Friday, April 21, 2006

Quislings and Pulitzers

Who gets to decide what should be declassified? Dana Priest won a Pulitzer for printing the classified info that the CIA had a secret detention facility in Eastern Europe. Today the agent who gave her the leak was fired. Good riddance.

However, when Bush declassified some information that showed there was nothing to the allegations by Joe Wilson, the liberal media acted like he'd violated the law.

I'd like someone to show me the Constitutional provision that gives the media the right to flaut the law? Are they so narcissistic that they can't imagine how they look to the rest of us? The president can't declassify information, but they can? The New York Times informed Al Qaeda that the NSA was wiretapping their communications with their agents in the U.S. How is this different from the Rosenbergs' delivery of our nuclear secrets to the Soviets?

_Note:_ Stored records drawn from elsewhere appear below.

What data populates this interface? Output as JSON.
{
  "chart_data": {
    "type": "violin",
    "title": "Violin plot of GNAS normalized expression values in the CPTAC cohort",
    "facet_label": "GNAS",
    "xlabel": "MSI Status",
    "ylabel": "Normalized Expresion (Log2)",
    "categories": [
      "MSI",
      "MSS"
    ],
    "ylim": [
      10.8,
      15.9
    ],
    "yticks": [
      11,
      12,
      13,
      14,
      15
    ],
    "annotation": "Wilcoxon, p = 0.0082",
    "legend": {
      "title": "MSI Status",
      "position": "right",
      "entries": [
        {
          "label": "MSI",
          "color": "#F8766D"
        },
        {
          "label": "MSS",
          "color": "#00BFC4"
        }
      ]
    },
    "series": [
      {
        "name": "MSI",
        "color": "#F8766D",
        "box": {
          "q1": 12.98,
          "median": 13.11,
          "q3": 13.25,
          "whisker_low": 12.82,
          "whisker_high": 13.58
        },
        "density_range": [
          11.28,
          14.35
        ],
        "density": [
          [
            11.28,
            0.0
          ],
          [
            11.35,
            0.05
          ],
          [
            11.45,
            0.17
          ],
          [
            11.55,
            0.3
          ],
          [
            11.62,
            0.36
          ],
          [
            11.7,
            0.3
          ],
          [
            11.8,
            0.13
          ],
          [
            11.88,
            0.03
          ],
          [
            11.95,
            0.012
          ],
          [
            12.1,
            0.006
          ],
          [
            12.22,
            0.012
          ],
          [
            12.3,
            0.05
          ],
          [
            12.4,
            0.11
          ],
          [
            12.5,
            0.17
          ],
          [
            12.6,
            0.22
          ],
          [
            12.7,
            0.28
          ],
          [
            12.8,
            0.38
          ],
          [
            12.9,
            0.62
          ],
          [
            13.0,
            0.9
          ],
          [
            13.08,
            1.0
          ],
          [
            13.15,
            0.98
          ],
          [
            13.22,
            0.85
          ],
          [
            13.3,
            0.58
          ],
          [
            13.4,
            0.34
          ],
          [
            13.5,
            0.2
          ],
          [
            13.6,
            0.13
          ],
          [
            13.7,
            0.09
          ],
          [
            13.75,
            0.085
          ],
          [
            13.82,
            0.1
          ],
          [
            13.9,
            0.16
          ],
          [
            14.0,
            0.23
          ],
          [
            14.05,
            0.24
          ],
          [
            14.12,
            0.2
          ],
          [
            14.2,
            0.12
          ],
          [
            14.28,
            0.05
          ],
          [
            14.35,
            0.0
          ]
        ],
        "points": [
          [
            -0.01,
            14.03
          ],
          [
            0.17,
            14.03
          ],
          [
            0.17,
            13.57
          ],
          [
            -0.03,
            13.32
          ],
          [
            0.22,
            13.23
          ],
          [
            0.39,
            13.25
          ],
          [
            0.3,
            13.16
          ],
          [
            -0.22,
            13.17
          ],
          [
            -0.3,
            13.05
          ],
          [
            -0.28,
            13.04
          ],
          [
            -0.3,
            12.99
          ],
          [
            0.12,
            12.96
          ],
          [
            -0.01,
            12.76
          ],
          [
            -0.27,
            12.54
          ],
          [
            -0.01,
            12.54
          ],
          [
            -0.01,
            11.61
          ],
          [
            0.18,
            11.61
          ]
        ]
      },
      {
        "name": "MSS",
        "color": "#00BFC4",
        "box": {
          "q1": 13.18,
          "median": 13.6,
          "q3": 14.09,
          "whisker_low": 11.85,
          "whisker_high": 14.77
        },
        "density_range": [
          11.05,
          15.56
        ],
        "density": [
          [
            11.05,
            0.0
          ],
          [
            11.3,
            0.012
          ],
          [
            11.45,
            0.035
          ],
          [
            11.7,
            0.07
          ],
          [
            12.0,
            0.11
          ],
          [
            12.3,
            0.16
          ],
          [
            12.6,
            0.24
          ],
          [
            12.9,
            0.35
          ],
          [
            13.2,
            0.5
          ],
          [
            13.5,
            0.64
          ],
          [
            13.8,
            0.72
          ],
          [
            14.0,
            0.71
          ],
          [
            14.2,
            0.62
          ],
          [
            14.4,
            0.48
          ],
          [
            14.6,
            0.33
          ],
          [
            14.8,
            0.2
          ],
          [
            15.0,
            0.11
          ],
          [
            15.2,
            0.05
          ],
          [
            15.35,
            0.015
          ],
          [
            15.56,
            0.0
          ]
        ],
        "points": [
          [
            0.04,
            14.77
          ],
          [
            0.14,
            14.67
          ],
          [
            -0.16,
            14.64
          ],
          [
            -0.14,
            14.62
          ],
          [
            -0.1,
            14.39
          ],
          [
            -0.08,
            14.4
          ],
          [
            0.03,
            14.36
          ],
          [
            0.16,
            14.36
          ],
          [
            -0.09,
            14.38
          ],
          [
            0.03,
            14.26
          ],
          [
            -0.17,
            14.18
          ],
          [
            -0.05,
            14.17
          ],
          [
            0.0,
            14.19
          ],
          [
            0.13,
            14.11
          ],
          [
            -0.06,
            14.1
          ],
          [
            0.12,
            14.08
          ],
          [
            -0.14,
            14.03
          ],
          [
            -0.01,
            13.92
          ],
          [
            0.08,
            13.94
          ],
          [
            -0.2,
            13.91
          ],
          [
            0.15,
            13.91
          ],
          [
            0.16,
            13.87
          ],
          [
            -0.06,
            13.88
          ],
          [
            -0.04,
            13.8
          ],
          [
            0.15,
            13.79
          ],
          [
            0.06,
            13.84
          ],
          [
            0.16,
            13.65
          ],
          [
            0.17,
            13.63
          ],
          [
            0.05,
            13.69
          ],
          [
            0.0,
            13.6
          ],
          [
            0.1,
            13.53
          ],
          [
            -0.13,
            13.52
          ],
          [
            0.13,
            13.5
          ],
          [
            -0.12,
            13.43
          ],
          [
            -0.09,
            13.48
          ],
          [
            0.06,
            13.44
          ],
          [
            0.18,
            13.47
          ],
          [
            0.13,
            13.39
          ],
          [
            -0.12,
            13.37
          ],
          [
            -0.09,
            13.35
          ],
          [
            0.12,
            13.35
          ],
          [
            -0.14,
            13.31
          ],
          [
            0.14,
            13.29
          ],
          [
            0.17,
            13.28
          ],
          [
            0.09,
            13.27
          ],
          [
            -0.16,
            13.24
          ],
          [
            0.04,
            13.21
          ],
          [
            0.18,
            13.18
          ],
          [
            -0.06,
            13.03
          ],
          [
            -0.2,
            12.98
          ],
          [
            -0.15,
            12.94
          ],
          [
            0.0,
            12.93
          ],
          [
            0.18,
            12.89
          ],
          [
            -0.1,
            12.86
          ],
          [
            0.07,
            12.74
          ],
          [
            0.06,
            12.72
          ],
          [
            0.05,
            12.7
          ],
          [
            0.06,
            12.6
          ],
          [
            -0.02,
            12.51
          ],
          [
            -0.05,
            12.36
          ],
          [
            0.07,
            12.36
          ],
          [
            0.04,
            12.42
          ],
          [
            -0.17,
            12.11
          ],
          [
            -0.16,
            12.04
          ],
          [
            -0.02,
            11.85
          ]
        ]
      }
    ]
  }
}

I've been hearing this blather about the peoples' right to know all my life, but in the current political climate I don't trust anybody at the NYTimes or WaPo to decide what top secret operations should not be classified. The NSA wiretaps were arguably illegal, but there are exceptions in ordinary search and seizure law for exigent circumstances where vital information or evidence may be lost if the police have to wait around for a warrant. Didn't the NYTimes have any lawyers who knew that and could point out to them that the President has powers independent from Congress?